MUNICIPALES 2026 #12 : Droit de vote en prison, un détenu a-t-il le droit de voter ?

Candidats aux élections municipales de mars 2026 ? Retrouvez chaque mercredi un article de droit électoral en vue du prochain scrutin. Article rédigé par Mathilde Haas, avocat en droit électoral.

Un détenu a-t-il le droit de voter ?

Oui, s’il n’est pas privé de ses droits civiques. Un détenu peut voter :

  • par correspondance
  • par procuration
  • en obtenant une autorisation de sortie pour aller voter

D’ailleurs, le code pénitentiaire prévoit que le chef de l’établissement informe les personnes détenues, dans les quinze jours suivant leur incarcération, des modalités de leur inscription sur les listes et d’exercice du droit de vote (article R361-1 du code pénitentiaire).

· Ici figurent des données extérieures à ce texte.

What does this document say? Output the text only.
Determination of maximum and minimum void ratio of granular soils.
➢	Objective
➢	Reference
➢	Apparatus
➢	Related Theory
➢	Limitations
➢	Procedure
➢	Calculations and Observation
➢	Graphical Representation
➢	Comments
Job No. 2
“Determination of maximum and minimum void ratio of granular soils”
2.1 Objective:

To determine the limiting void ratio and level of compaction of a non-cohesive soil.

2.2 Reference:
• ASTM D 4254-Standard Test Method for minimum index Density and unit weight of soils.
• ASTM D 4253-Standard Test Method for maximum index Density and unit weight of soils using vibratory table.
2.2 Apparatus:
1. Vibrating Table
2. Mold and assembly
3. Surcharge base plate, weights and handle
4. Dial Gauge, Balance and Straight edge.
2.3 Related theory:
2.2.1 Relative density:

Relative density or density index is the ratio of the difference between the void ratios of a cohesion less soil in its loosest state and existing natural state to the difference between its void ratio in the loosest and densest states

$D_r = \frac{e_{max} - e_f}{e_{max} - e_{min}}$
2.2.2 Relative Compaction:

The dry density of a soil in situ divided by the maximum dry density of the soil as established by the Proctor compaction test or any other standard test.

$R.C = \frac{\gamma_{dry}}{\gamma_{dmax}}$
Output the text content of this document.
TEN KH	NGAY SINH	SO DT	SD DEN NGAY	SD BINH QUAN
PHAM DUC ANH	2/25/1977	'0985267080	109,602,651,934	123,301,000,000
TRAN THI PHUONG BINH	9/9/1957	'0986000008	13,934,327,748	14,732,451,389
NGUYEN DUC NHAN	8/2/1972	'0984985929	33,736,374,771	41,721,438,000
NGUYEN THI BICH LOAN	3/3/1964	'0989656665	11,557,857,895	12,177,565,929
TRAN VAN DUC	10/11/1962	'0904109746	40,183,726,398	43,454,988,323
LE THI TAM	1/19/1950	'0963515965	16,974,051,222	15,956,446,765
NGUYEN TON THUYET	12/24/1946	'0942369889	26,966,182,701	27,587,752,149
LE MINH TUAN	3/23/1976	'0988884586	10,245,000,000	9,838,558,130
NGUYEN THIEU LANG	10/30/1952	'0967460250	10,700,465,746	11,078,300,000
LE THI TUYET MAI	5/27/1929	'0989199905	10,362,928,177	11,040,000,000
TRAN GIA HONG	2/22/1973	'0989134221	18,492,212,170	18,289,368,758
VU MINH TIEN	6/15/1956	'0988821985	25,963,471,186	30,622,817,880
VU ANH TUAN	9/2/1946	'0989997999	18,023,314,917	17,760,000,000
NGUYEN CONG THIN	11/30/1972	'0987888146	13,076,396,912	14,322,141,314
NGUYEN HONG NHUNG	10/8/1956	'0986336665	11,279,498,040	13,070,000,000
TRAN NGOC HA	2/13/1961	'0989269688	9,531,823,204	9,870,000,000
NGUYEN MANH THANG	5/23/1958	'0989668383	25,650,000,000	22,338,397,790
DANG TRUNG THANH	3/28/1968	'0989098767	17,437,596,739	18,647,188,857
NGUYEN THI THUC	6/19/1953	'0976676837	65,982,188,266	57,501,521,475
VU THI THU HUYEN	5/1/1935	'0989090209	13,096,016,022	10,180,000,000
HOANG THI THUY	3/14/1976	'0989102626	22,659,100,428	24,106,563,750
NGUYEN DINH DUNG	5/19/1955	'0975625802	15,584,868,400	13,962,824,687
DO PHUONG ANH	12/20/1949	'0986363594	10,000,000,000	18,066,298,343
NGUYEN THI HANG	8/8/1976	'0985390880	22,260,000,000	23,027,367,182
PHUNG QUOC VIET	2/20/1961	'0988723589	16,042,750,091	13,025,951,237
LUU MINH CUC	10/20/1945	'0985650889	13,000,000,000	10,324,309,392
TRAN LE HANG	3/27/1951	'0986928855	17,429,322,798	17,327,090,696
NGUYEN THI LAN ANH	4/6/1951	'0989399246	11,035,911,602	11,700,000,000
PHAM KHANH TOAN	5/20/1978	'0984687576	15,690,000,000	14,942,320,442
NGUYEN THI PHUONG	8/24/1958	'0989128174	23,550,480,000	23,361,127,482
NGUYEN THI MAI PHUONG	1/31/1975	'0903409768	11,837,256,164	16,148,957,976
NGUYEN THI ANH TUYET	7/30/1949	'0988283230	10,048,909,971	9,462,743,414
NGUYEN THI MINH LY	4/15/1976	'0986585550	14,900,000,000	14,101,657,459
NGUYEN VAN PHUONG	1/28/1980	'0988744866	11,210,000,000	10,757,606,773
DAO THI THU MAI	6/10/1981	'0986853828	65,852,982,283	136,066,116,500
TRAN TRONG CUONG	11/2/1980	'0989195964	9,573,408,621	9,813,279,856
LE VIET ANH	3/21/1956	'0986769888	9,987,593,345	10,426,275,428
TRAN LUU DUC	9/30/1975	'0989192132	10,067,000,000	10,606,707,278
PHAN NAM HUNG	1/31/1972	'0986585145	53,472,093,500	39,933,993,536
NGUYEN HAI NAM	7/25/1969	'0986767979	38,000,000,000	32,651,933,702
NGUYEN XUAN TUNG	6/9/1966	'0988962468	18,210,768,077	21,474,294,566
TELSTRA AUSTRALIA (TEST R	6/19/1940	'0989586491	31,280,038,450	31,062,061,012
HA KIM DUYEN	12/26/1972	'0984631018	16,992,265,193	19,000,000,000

Où les personnes détenues qui souhaitent voter sont-elles normalement inscrites ?

Elles « sont inscrites sur la liste électorale de la commune de leur domicile ou de leur dernière résidence, à condition que cette résidence ait été de six mois au moins » (article L12-1 du code électoral).

Elles peuvent également être inscrites, par dérogation et pour faciliter les procurations, sur la liste électorale de :

  • leur commune de naissance ;
  • la commune où est né, est inscrit ou a été inscrit un de leurs ascendants ;
  • la commune où est inscrit leur conjoint, leur partenaire de pacte civil de solidarité ou leur concubin ;
  • la commune où a été inscrit un de leurs parents jusqu'au quatrième degré.

Quelles sont les modifications apportées par la proposition de loi adoptée le 4 juin 2025 ?

La proposition de loi adoptée le 4 juin 2025 (109 voix contre 60) vient néanmoins modifier les modalités de vote par correspondance en fonction du type d’élections.

Auparavant, dans l’hypothèse où les personnes détenues souhaitaient voter par correspondance, elles étaient, en application du III de l’article L12-1 du code électoral, inscrites dans la commune chef-lieu du département ou dans la collectivité d’implantation de l’établissement pénitentiaire.

Désormais, le vote par correspondance n’est possible que "lorsque la République forme une circonscription unique ou pour les opérations référendaires". Concrètement, cela veut dire qu’il n’est plus possible aux personnes détenues de voter par correspondance pour les élections locales, notamment municipales.

Pourquoi un tel changement ? Quel était le problème ?

Il était craint que la population carcérale puisse jouer sur la sincérité du scrutin, tous les prisonniers étant inscrits au même endroit comme en témoigne les anciennes dispositions de l’article L12-1 du code électoral :

« III.-Dans l'hypothèse où elles souhaitent voter par correspondance selon les dispositions de l'article L. 79, elles sont inscrites dans la commune chef-lieu du département ou de la collectivité d'implantation de l'établissement pénitentiaire, dans un bureau de vote correspondant à la circonscription ou au secteur qui comporte le plus d'électeurs inscrits sur les listes électorales. »

Or, certaines élections se jouent à quelques voix près, leur participation aurait ainsi pu faire basculer les résultats du scrutin.

L’exposé des motifs mettait également en exergue « la nécessité d'établir un lien de proximité effectif avec la commune dans laquelle la personne détenue a élu domicile ou celle dans laquelle résident les membres de sa famille, ascendants ou descendants » ainsi qu’une « plus grande cohérence dans la participation des personnes détenues à la vie démocratique locale et nationale ».

Comment se passe le vote par correspondance en pratique ?

L’article L79 du code électoral décrit les modalités de vote par correspondance :

« Les personnes inscrites sur la liste électorale au titre du III de l'article L. 12-1 votent par correspondance sous pli fermé dans des conditions permettant de respecter le caractère secret et personnel du vote, le cas échéant après passage par l'isoloir, ainsi que la sincérité du scrutin.
Les plis de vote par correspondance sont remis au président du bureau de vote le jour du scrutin et jusqu'à la fermeture du bureau de vote. Le président ou tout membre du bureau de vote qu'il désigne à cet effet ouvre chaque pli et, après avoir émargé en lieu et place de l'électeur, met aussitôt dans l'urne l'enveloppe contenant le bulletin ».

Une personne incarcérée peut-elle être autorisée à sortir pour exercer son droit de vote ?

Oui mais sous conditions !

L’article D363-1 du code pénitentiaire prévoit que « conformément aux dispositions de l'article D. 143-4 du code de procédure pénale, les personnes condamnées peuvent bénéficier d'une permission de sortir pour exercer leur droit de vote. »

En pratique, seules peuvent être autorisées à sortir (article D143-4 du code pénitentiaire) :

  • les personnes condamnées à moins de 5 ans de prison
  • les personnes condamnées à plus de 5 ans de prison lorsqu’elles ont exécuté la moitié de leur peine.